龍の体は全ての刃を砕く程の凶刃な鱗で覆われていて、龍の鋼の鱗は頑丈にできていた。全ての者は龍人族の持つ力に恐れおののき、どの種族も龍人族とは戦いを挑もうとはしなかった。
龍人族はひっそりと生きる為に世界から自ら姿を消すと、世界のどこかにあると言われている至上の楽園。シャンバラへと彼らは身を潜めた。
こうして人族、半獣族、鳥族、龍人族、エルフ族、ドワーフ族、ノーム族と、他の種族も次々に各地へとわかれていった。そして、最後に地上に現れた種族は魔族だった。
天使から堕天使へと堕落して落ちた一人の天使は闇に心を何年も囚われた。落ちた堕天使は一人の悪魔と契約する事で、大いなる巨大な力を宿した魔王として生まれ変わった。
魔王の体からは邪悪な悪魔と魔族が次々に生まれると、魔族は偉大なる魔王を称えて魔王のしもべとなった。魔王は悪魔と魔族を従えると、地獄の冥界ジャハンナへと姿を消した――。
地上を支配していた人間達は愚かで醜い争いを人間同士で繰り返ししあった。
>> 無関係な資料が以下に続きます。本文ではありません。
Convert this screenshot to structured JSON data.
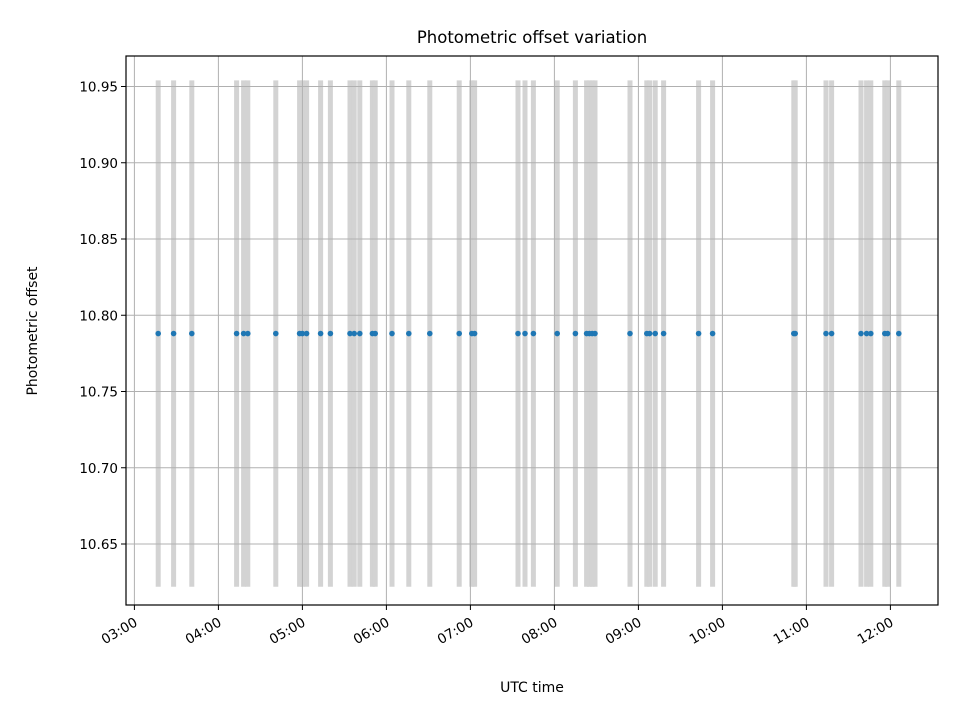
{
  "chart_data": {
    "type": "scatter",
    "title": "Photometric offset variation",
    "xlabel": "UTC time",
    "ylabel": "Photometric offset",
    "x_axis_type": "time",
    "xlim": [
      "02:54",
      "12:34"
    ],
    "ylim": [
      10.61,
      10.97
    ],
    "grid": true,
    "x_ticks": [
      "03:00",
      "04:00",
      "05:00",
      "06:00",
      "07:00",
      "08:00",
      "09:00",
      "10:00",
      "11:00",
      "12:00"
    ],
    "y_ticks": [
      "10.65",
      "10.70",
      "10.75",
      "10.80",
      "10.85",
      "10.90",
      "10.95"
    ],
    "y_tick_values": [
      10.65,
      10.7,
      10.75,
      10.8,
      10.85,
      10.9,
      10.95
    ],
    "colors": {
      "points": "#1f77b4",
      "bars": "#d3d3d3",
      "grid": "#b0b0b0"
    },
    "series": [
      {
        "type": "scatter",
        "x": [
          "03:17",
          "03:28",
          "03:41",
          "04:13",
          "04:18",
          "04:21",
          "04:41",
          "04:58",
          "05:00",
          "05:03",
          "05:13",
          "05:20",
          "05:34",
          "05:37",
          "05:41",
          "05:50",
          "05:52",
          "06:04",
          "06:16",
          "06:31",
          "06:52",
          "07:01",
          "07:03",
          "07:34",
          "07:39",
          "07:45",
          "08:02",
          "08:15",
          "08:23",
          "08:25",
          "08:27",
          "08:29",
          "08:54",
          "09:06",
          "09:08",
          "09:12",
          "09:18",
          "09:43",
          "09:53",
          "10:51",
          "10:52",
          "11:14",
          "11:18",
          "11:39",
          "11:43",
          "11:46",
          "11:56",
          "11:58",
          "12:06"
        ],
        "y": [
          10.788,
          10.788,
          10.788,
          10.788,
          10.788,
          10.788,
          10.788,
          10.788,
          10.788,
          10.788,
          10.788,
          10.788,
          10.788,
          10.788,
          10.788,
          10.788,
          10.788,
          10.788,
          10.788,
          10.788,
          10.788,
          10.788,
          10.788,
          10.788,
          10.788,
          10.788,
          10.788,
          10.788,
          10.788,
          10.788,
          10.788,
          10.788,
          10.788,
          10.788,
          10.788,
          10.788,
          10.788,
          10.788,
          10.788,
          10.788,
          10.788,
          10.788,
          10.788,
          10.788,
          10.788,
          10.788,
          10.788,
          10.788,
          10.788
        ]
      },
      {
        "type": "vertical-bars",
        "x": [
          "03:17",
          "03:28",
          "03:41",
          "04:13",
          "04:18",
          "04:21",
          "04:41",
          "04:58",
          "05:00",
          "05:03",
          "05:13",
          "05:20",
          "05:34",
          "05:37",
          "05:41",
          "05:50",
          "05:52",
          "06:04",
          "06:16",
          "06:31",
          "06:52",
          "07:01",
          "07:03",
          "07:34",
          "07:39",
          "07:45",
          "08:02",
          "08:15",
          "08:23",
          "08:25",
          "08:27",
          "08:29",
          "08:54",
          "09:06",
          "09:08",
          "09:12",
          "09:18",
          "09:43",
          "09:53",
          "10:51",
          "10:52",
          "11:14",
          "11:18",
          "11:39",
          "11:43",
          "11:46",
          "11:56",
          "11:58",
          "12:06"
        ],
        "y_range": [
          10.622,
          10.954
        ]
      }
    ]
  }
}
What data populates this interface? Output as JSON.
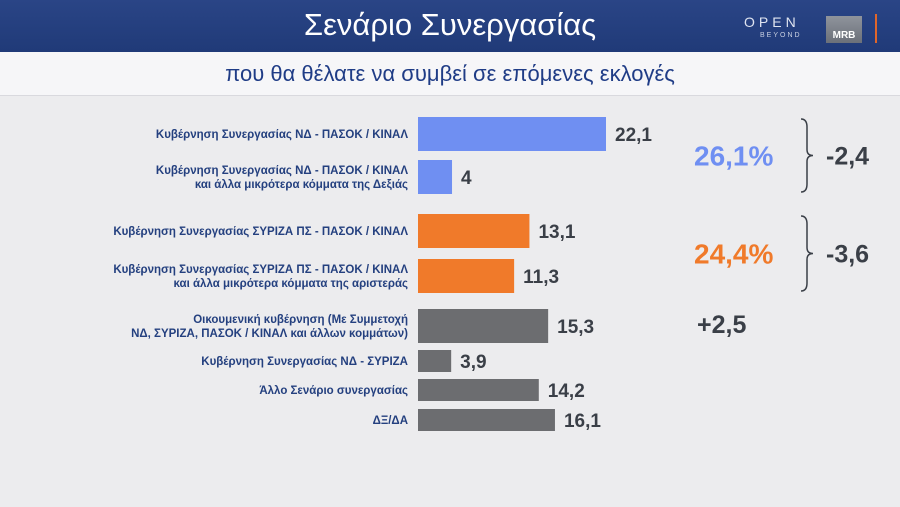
{
  "header": {
    "title": "Σενάριο Συνεργασίας",
    "logo_open": "OPEN",
    "logo_beyond": "BEYOND",
    "logo_mrb": "MRB"
  },
  "subtitle": "που θα θέλατε να συμβεί σε επόμενες εκλογές",
  "colors": {
    "blue": "#6f8ff2",
    "orange": "#f07a2a",
    "gray": "#6c6d70",
    "label": "#24407f",
    "header": "#203a78"
  },
  "chart_data": {
    "type": "bar",
    "orientation": "horizontal",
    "categories": [
      [
        "Κυβέρνηση Συνεργασίας ΝΔ - ΠΑΣΟΚ / ΚΙΝΑΛ"
      ],
      [
        "Κυβέρνηση Συνεργασίας ΝΔ - ΠΑΣΟΚ / ΚΙΝΑΛ",
        "και άλλα μικρότερα κόμματα της Δεξιάς"
      ],
      [
        "Κυβέρνηση Συνεργασίας ΣΥΡΙΖΑ ΠΣ - ΠΑΣΟΚ / ΚΙΝΑΛ"
      ],
      [
        "Κυβέρνηση Συνεργασίας ΣΥΡΙΖΑ ΠΣ - ΠΑΣΟΚ / ΚΙΝΑΛ",
        "και άλλα μικρότερα κόμματα της αριστεράς"
      ],
      [
        "Οικουμενική κυβέρνηση (Με Συμμετοχή",
        "ΝΔ, ΣΥΡΙΖΑ, ΠΑΣΟΚ / ΚΙΝΑΛ και άλλων κομμάτων)"
      ],
      [
        "Κυβέρνηση Συνεργασίας ΝΔ - ΣΥΡΙΖΑ"
      ],
      [
        "Άλλο Σενάριο συνεργασίας"
      ],
      [
        "ΔΞ/ΔΑ"
      ]
    ],
    "values": [
      22.1,
      4,
      13.1,
      11.3,
      15.3,
      3.9,
      14.2,
      16.1
    ],
    "value_labels": [
      "22,1",
      "4",
      "13,1",
      "11,3",
      "15,3",
      "3,9",
      "14,2",
      "16,1"
    ],
    "bar_colors": [
      "blue",
      "blue",
      "orange",
      "orange",
      "gray",
      "gray",
      "gray",
      "gray"
    ],
    "value_axis_max": 22.1,
    "groups": [
      {
        "rows": [
          0,
          1
        ],
        "total": "26,1%",
        "change": "-2,4",
        "color": "blue"
      },
      {
        "rows": [
          2,
          3
        ],
        "total": "24,4%",
        "change": "-3,6",
        "color": "orange"
      }
    ],
    "row_changes": [
      {
        "row": 4,
        "change": "+2,5"
      }
    ]
  }
}
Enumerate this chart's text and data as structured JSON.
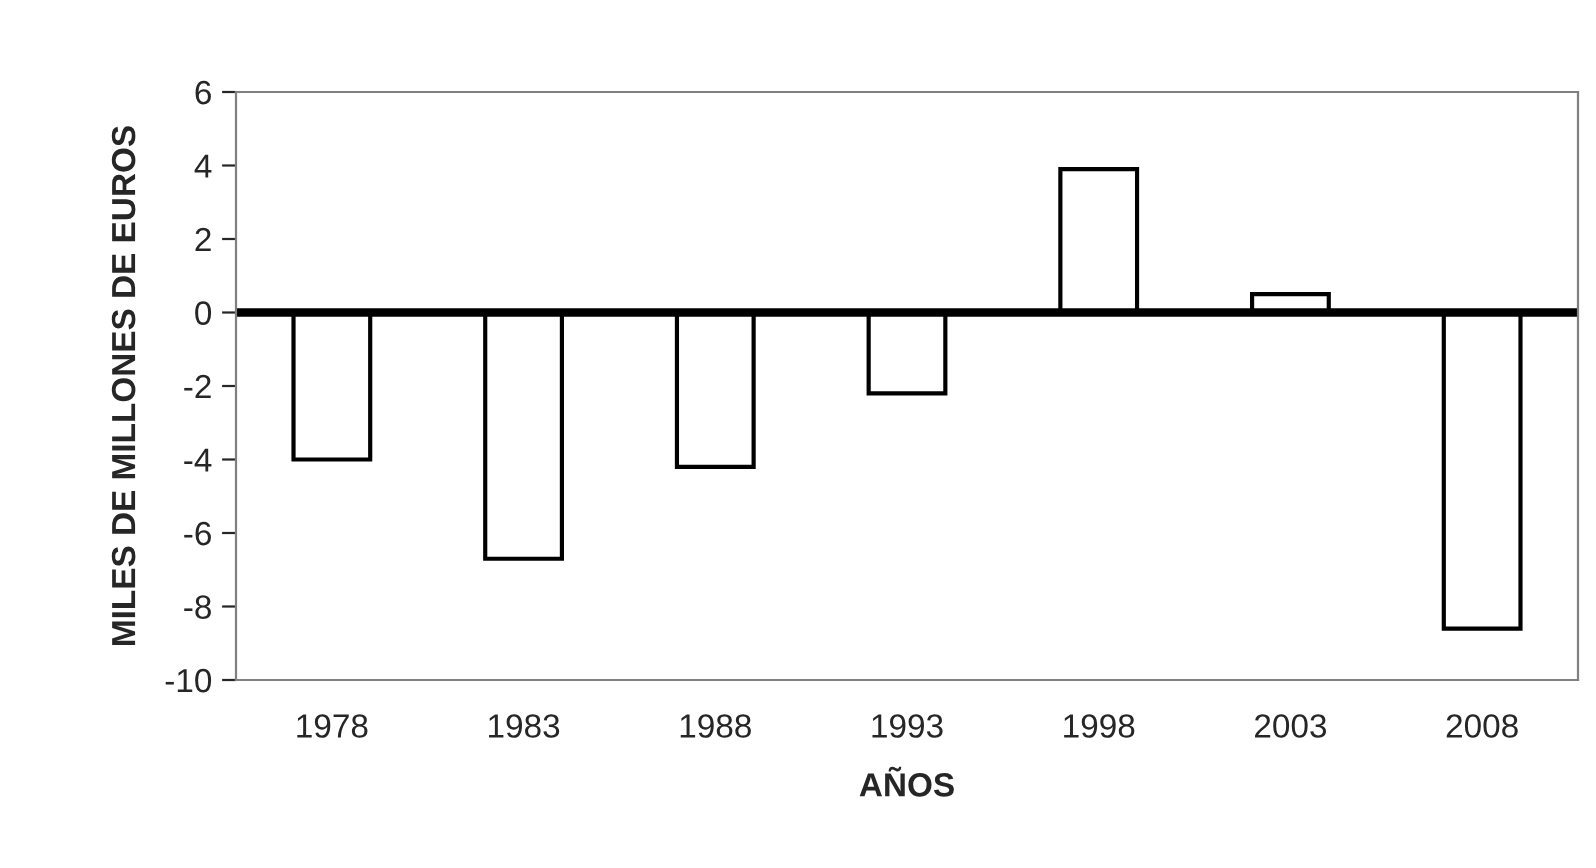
{
  "chart_data": {
    "type": "bar",
    "xlabel": "AÑOS",
    "ylabel": "MILES DE MILLONES DE EUROS",
    "categories": [
      "1978",
      "1983",
      "1988",
      "1993",
      "1998",
      "2003",
      "2008"
    ],
    "values": [
      -4.0,
      -6.7,
      -4.2,
      -2.2,
      3.9,
      0.5,
      -8.6
    ],
    "color": "#ffffff",
    "ylim": [
      -10,
      6
    ],
    "yticks": [
      -10,
      -8,
      -6,
      -4,
      -2,
      0,
      2,
      4,
      6
    ],
    "grid": false,
    "legend": false,
    "ref_lines": [
      {
        "axis": "y",
        "value": 0,
        "color": "#000000",
        "line_style": "solid"
      }
    ]
  }
}
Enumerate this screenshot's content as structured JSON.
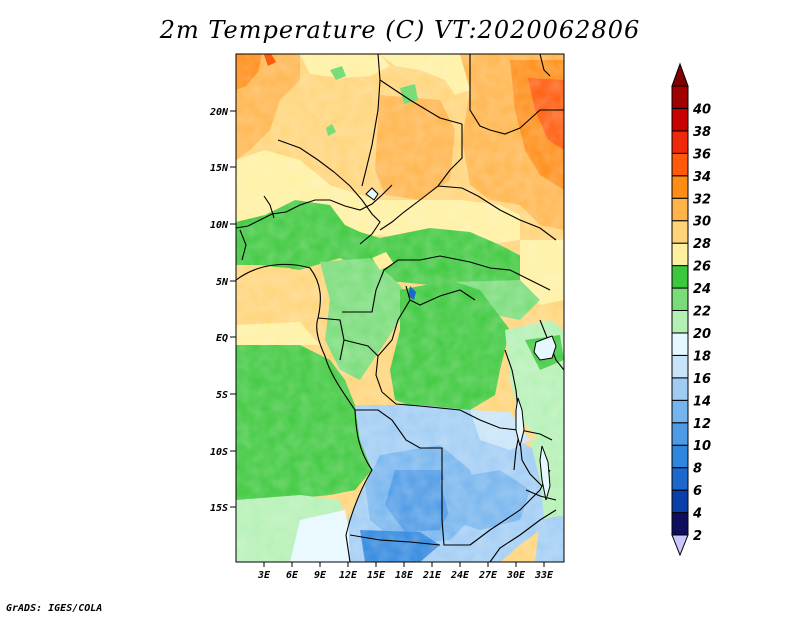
{
  "title": "2m Temperature (C) VT:2020062806",
  "credit": "GrADS: IGES/COLA",
  "map": {
    "lat_labels": [
      "20N",
      "15N",
      "10N",
      "5N",
      "EQ",
      "5S",
      "10S",
      "15S"
    ],
    "lon_labels": [
      "3E",
      "6E",
      "9E",
      "12E",
      "15E",
      "18E",
      "21E",
      "24E",
      "27E",
      "30E",
      "33E"
    ]
  },
  "colorbar": {
    "levels": [
      "2",
      "4",
      "6",
      "8",
      "10",
      "12",
      "14",
      "16",
      "18",
      "20",
      "22",
      "24",
      "26",
      "28",
      "30",
      "32",
      "34",
      "36",
      "38",
      "40"
    ],
    "colors": [
      "#c8c8ff",
      "#0e0e5e",
      "#0b3fa8",
      "#1c68cc",
      "#2e86de",
      "#4d9ae6",
      "#75b4ee",
      "#a0ccf4",
      "#c8e4f8",
      "#e6f8ff",
      "#b4f0b4",
      "#78dc78",
      "#3cc83c",
      "#fff0a0",
      "#ffd478",
      "#ffb44a",
      "#ff8c14",
      "#ff5a0a",
      "#f0280a",
      "#c80000",
      "#a00000",
      "#800000"
    ]
  }
}
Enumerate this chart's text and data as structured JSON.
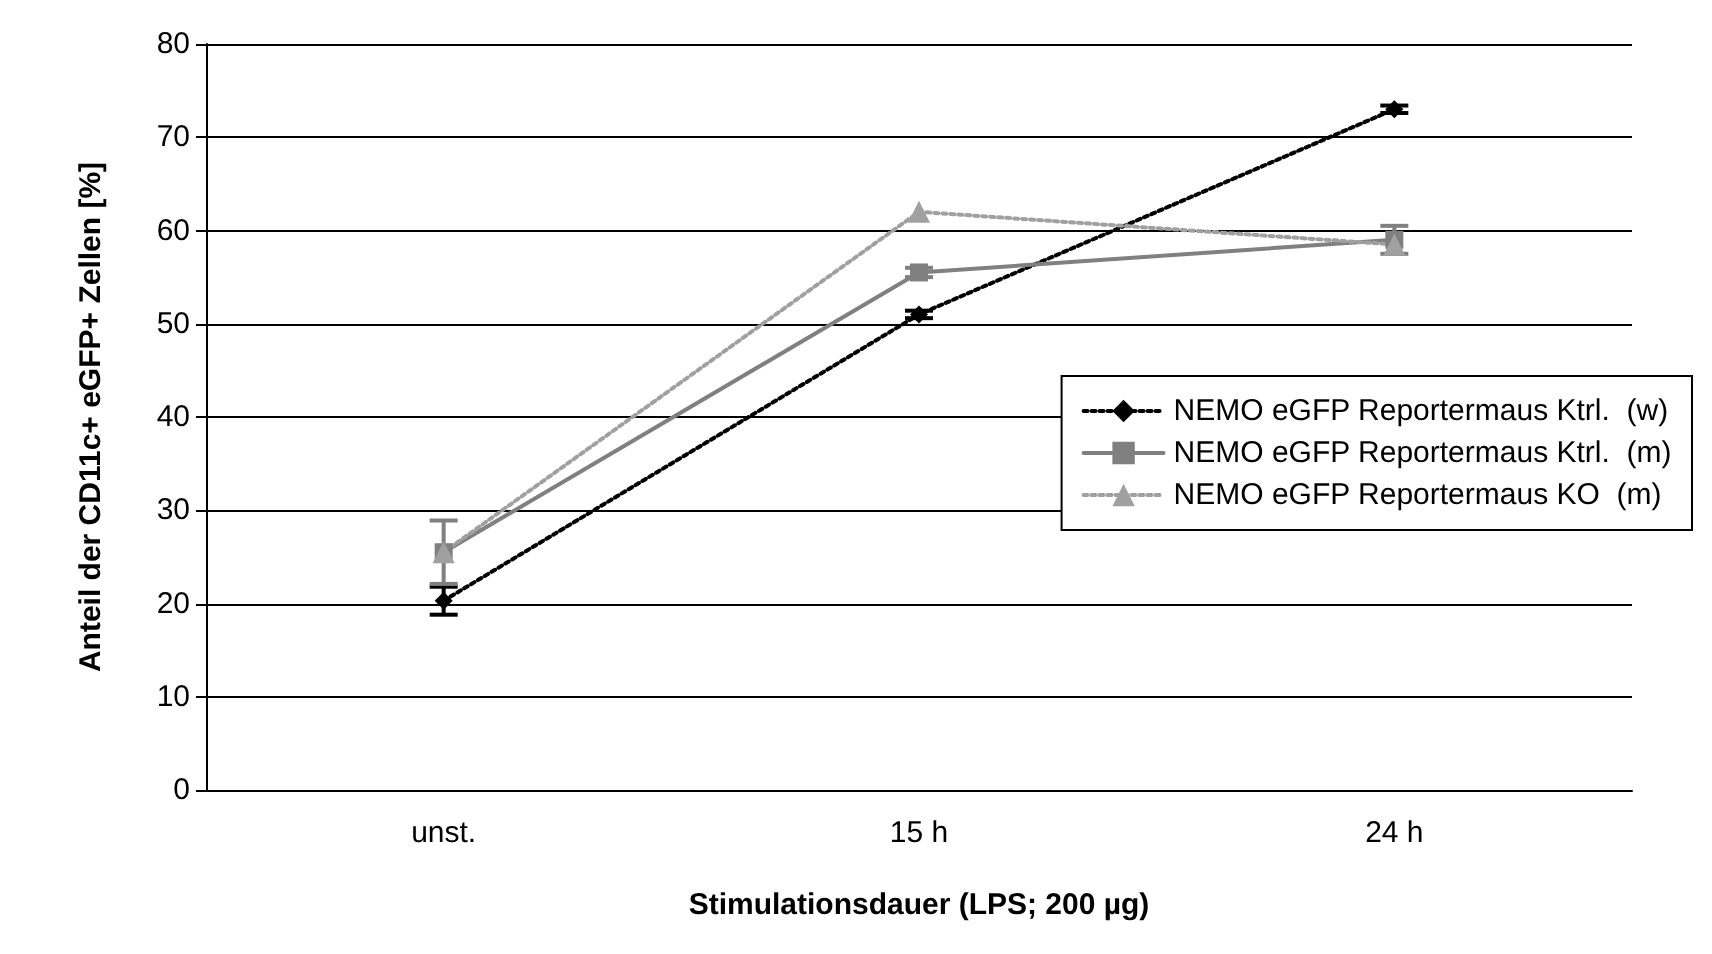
{
  "chart_data": {
    "type": "line",
    "xlabel": "Stimulationsdauer (LPS; 200 µg)",
    "ylabel": "Anteil der CD11c+ eGFP+ Zellen [%]",
    "categories": [
      "unst.",
      "15 h",
      "24 h"
    ],
    "ylim": [
      0,
      80
    ],
    "yticks": [
      0,
      10,
      20,
      30,
      40,
      50,
      60,
      70,
      80
    ],
    "grid": "y",
    "legend": "right",
    "series": [
      {
        "name": "NEMO eGFP Reportermaus Ktrl.  (w)",
        "color": "#000000",
        "marker": "diamond",
        "line_style": "dotted",
        "values": [
          20.3,
          51,
          73
        ],
        "errors": [
          1.5,
          0.4,
          0.4
        ]
      },
      {
        "name": "NEMO eGFP Reportermaus Ktrl.  (m)",
        "color": "#808080",
        "marker": "square",
        "line_style": "solid",
        "values": [
          25.5,
          55.5,
          59
        ],
        "errors": [
          3.4,
          0.5,
          1.5
        ]
      },
      {
        "name": "NEMO eGFP Reportermaus KO  (m)",
        "color": "#a0a0a0",
        "marker": "triangle",
        "line_style": "dotted",
        "values": [
          25.5,
          62,
          58.5
        ]
      }
    ]
  }
}
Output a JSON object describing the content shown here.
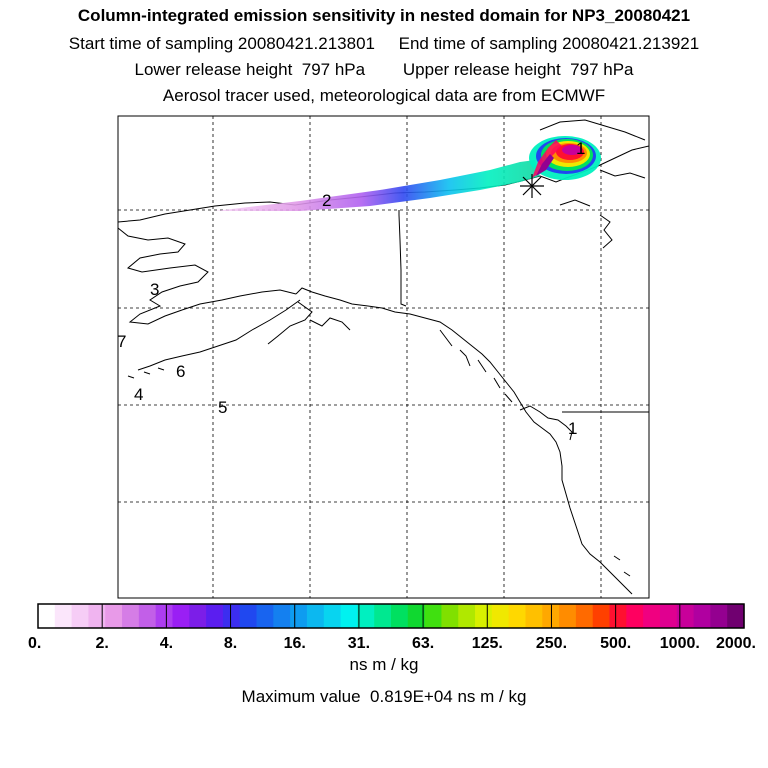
{
  "header": {
    "title": "Column-integrated emission sensitivity in nested domain for NP3_20080421",
    "start_label": "Start time of sampling 20080421.213801",
    "end_label": "End time of sampling 20080421.213921",
    "lower_label": "Lower release height  797 hPa",
    "upper_label": "Upper release height  797 hPa",
    "info": "Aerosol tracer used, meteorological data are from ECMWF"
  },
  "map": {
    "labels": [
      {
        "text": "1",
        "id": "1"
      },
      {
        "text": "2",
        "id": "2"
      },
      {
        "text": "3",
        "id": "3"
      },
      {
        "text": "4",
        "id": "4"
      },
      {
        "text": "5",
        "id": "5"
      },
      {
        "text": "6",
        "id": "6"
      },
      {
        "text": "7",
        "id": "7"
      },
      {
        "text": "1",
        "id": "1b"
      }
    ]
  },
  "colorbar": {
    "tick_labels": [
      "0.",
      "2.",
      "4.",
      "8.",
      "16.",
      "31.",
      "63.",
      "125.",
      "250.",
      "500.",
      "1000.",
      "2000."
    ],
    "colors": [
      "#ffffff",
      "#fbe6fb",
      "#f6cdf6",
      "#f0b4f0",
      "#e89ae8",
      "#d57de6",
      "#c25fe8",
      "#ad3df0",
      "#9a1ff4",
      "#7c1ee8",
      "#5b1ef0",
      "#3c2ef0",
      "#2048f0",
      "#1864f0",
      "#1480f0",
      "#0e9cf0",
      "#0cb8f0",
      "#08d4f0",
      "#00f2f0",
      "#00f0c0",
      "#00e890",
      "#00e060",
      "#10d830",
      "#40e010",
      "#80e000",
      "#b0e800",
      "#d8f000",
      "#f0e800",
      "#ffd800",
      "#ffc000",
      "#ffa800",
      "#ff8c00",
      "#ff6a00",
      "#ff4000",
      "#ff1030",
      "#ff0060",
      "#f00080",
      "#e00090",
      "#c8009a",
      "#b000a0",
      "#940090",
      "#700070"
    ],
    "units": "ns m / kg",
    "max_value_text": "Maximum value  0.819E+04 ns m / kg"
  }
}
大地は穢れた血で赤く染まり、堕落した人間の醜態は、おぞましい程の人間の呪われた歴史を幾つも作り上げた。
そこには殺戮、虐殺、破壊、暴力、支配、征服、略奪、強奪、強姦、悲劇、惨劇、禁忌。ありとあらゆる忌まわしき所業がこの天と地で繰り返されていた。神が作り上げた箱庭は、いつしか人間達の愚かさと醜態を見せつけるような壊れた世界がそこには無数に広がっていた。
さらに時は過ぎ、神が眠りについてから、やがて60億万年の月日が経った。そして、ある日それは前触れもなく訪れた。
神は深い眠りから突然と目覚めた。そして、神は目覚めると眠りについている間に地上では、一体何が起こっていたかを自らの目で見た。そして、神は全てを見て知ると絶望した。
自分に似せて作った人間達が地上を支配している事。そして、人間が作り上げた愚かな惨劇の歴史に神は深く失望したのだった。人間達の他にも、愚かな種族同士の醜い争いに失望すると神は嘆くように呟いた。この世界に終焉を――。